Jessa Duggar Seewald bertindak sebagai pengiring pengantin wanita, sementara saudara ipar Jana, Abbie Duggar, serta saudara perempuannya Joy-Anna Forsyth, Johannah Duggar, Jinger Duggar Vuolo, dan Jordyn Duggar juga menjadi pengiring pengantin.
“Saya rasa ini adalah salah satu hal yang semua gadis impikan,” ujar Jana kepada PEOPLE dua hari sebelum perayaan. “Rasanya seperti mimpi yang menjadi kenyataan, dan melihat semuanya terjadi sungguh luar biasa dan agak sulit dipercaya.”
Jana mengenakan gaun satin gading dengan bahu terbuka saat berjalan menuju altar diiringi oleh ayahnya, Jim Bob Duggar. “Gaunnya terasa sangat berkelas dan sedikit seperti gaun putri,” kata Jana.
Untuk dekorasi pernikahan, pasangan ini memilih tema yang sederhana. “Tempatnya sudah sangat indah sehingga kami tidak ingin menambah banyak dekorasi,” jelas Jana. “Para pria mengenakan setelan jas hitam, para wanita mengenakan gaun berwarna sampanye, dengan bunga putih dan tanaman hijau sebagai tambahan.”
Bagi Jana dan Stephen, melibatkan keluarga dalam perayaan mereka adalah prioritas utama. “Kami senang bisa berkumpul dengan keluarga besar dari kedua belah pihak,” ungkap Jana. “Kehadiran mereka semua sangat berarti bagi kami.”
Setelah mengucapkan janji pernikahan dan menyalakan lilin persatuan, tamu diundang untuk menikmati makan malam formal yang disiapkan oleh keluarga Wissmann, termasuk hidangan ayam, kacang hijau, kentang tumbuk, roti gulung, dan coleslaw. “Keluarga Wissmann sangat mahir memasak. Mereka menyiapkan hidangan lengkap dan berusaha keras untuk itu,” kata Jana.

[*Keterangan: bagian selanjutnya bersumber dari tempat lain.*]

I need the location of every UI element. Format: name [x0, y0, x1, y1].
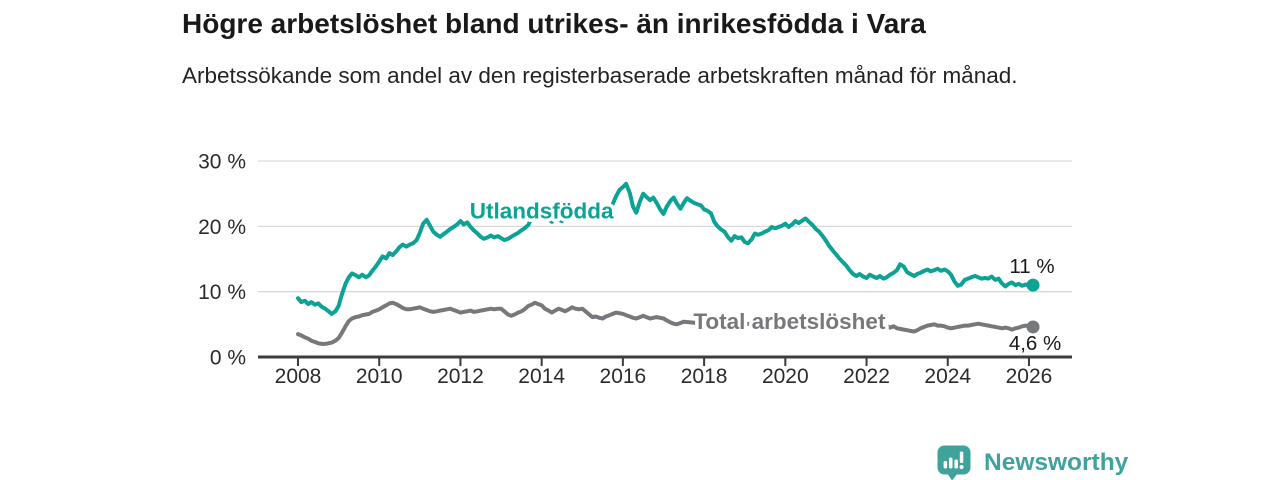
x-axis: 2008 2010 2012 2014 2016 2018 2020 2022 2024 2026: [258, 355, 1072, 388]
x-tick-label-2018: 2018: [681, 365, 728, 388]
x-tick-label-2014: 2014: [518, 365, 565, 388]
y-tick-label-30: 30 %: [198, 151, 246, 174]
x-tick-label-2022: 2022: [843, 365, 890, 388]
end-dot-total: [1026, 320, 1040, 334]
series-line-total: [296, 300, 1035, 346]
series-labels: Utlandsfödda Total arbetslöshet 11 % 4,6 %: [466, 195, 1061, 355]
x-tick-label-2010: 2010: [356, 365, 403, 388]
gridlines: 0 % 10 % 20 % 30 %: [198, 151, 1072, 370]
y-tick-label-0: 0 %: [210, 347, 246, 370]
series-line-utlandsfodda: [296, 181, 1035, 316]
x-tick-label-2024: 2024: [924, 365, 971, 388]
y-tick-label-20: 20 %: [198, 216, 246, 239]
series-label-utlandsfodda: Utlandsfödda: [470, 198, 614, 223]
brand-name: Newsworthy: [984, 449, 1129, 476]
x-tick-label-2012: 2012: [437, 365, 484, 388]
page-title: Högre arbetslöshet bland utrikes- än inr…: [182, 8, 926, 39]
series-label-total: Total arbetslöshet: [693, 309, 886, 334]
x-tick-label-2020: 2020: [762, 365, 809, 388]
page-subtitle: Arbetssökande som andel av den registerb…: [182, 63, 1018, 88]
end-dot-utlandsfodda: [1026, 278, 1040, 292]
y-tick-label-10: 10 %: [198, 281, 246, 304]
end-value-label-utlandsfodda: 11 %: [1009, 255, 1054, 278]
newsworthy-chart-bubble-icon: [937, 445, 971, 480]
end-value-label-total: 4,6 %: [1009, 332, 1061, 355]
chart-header: Högre arbetslöshet bland utrikes- än inr…: [182, 8, 1182, 92]
data-series: [296, 181, 1035, 346]
brand-footer: Newsworthy: [936, 444, 1128, 480]
x-tick-label-2016: 2016: [600, 365, 647, 388]
x-tick-label-2026: 2026: [1006, 365, 1053, 388]
x-tick-label-2008: 2008: [275, 365, 322, 388]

Untuk dessert, pasangan ini memotong kue tiga tingkat rasa lemon dan raspberry, yang disajikan bersama cupcake. Selama resepsi, salah satu saudara ipar Jana menjadi pembawa acara dan mengorganisir permainan serta aktivitas interaktif untuk para tamu. Setelah bersulang, pengantin baru berbagi tarian pertama mereka sebelum Jana melemparkan buket bunga ke kerumunan.
Jana dan Stephen pertama kali terhubung beberapa tahun lalu melalui keluarga mereka. Meski sempat berpisah setelah berpacaran sebentar, mereka tetap berhubungan dan akhirnya bertemu kembali awal tahun ini. “Rasanya seperti, ‘Apa yang sedang kita lakukan? Kita masih saling menikmati dan menghargai satu sama lain,’” kenang Jana.
Jana mengakui bahwa ia cukup hati-hati dalam urusan cinta, namun Stephen telah membuktikan dirinya sebagai pasangan yang tepat. “Dia menunjukkan kepedulian yang mendalam dan bersedia menghadapi berbagai tantangan bersama saya,” ujarnya.
Jana juga berbagi bahwa melihat adik-adiknya menikah lebih dulu kadang membuatnya merasa tidak sabar. “Kadang saya merasa, ‘Ada apa dengan saya?’ Tapi saya telah berdoa dan berusaha melihat sisi positifnya. Kini, hasilnya sangat baik dan Tuhan telah mengajarkan banyak hal melalui pengalaman ini.”
Pasangan ini sangat bersemangat untuk memulai kehidupan baru mereka bersama di Nebraska, tempat Stephen tinggal dan bekerja di bidang irigasi, sandblasting, dan pengecatan. “Kami senang bisa memulai hidup baru bersama di rumah kecil yang kami beli dan sedang renovasi,” tambah Jana.
Menyimpulkan perjalanan menemukan cinta sejatinya, Jana menyatakan bahwa imannya selalu membantunya melewati segala tantangan. “Saya mungkin tidak selalu mengerti rencana besar, tapi saya percaya Tuhan tahu yang terbaik. Menikah di usia yang lebih matang mungkin adalah pilihan terbaik bagi kami,” tutupnya.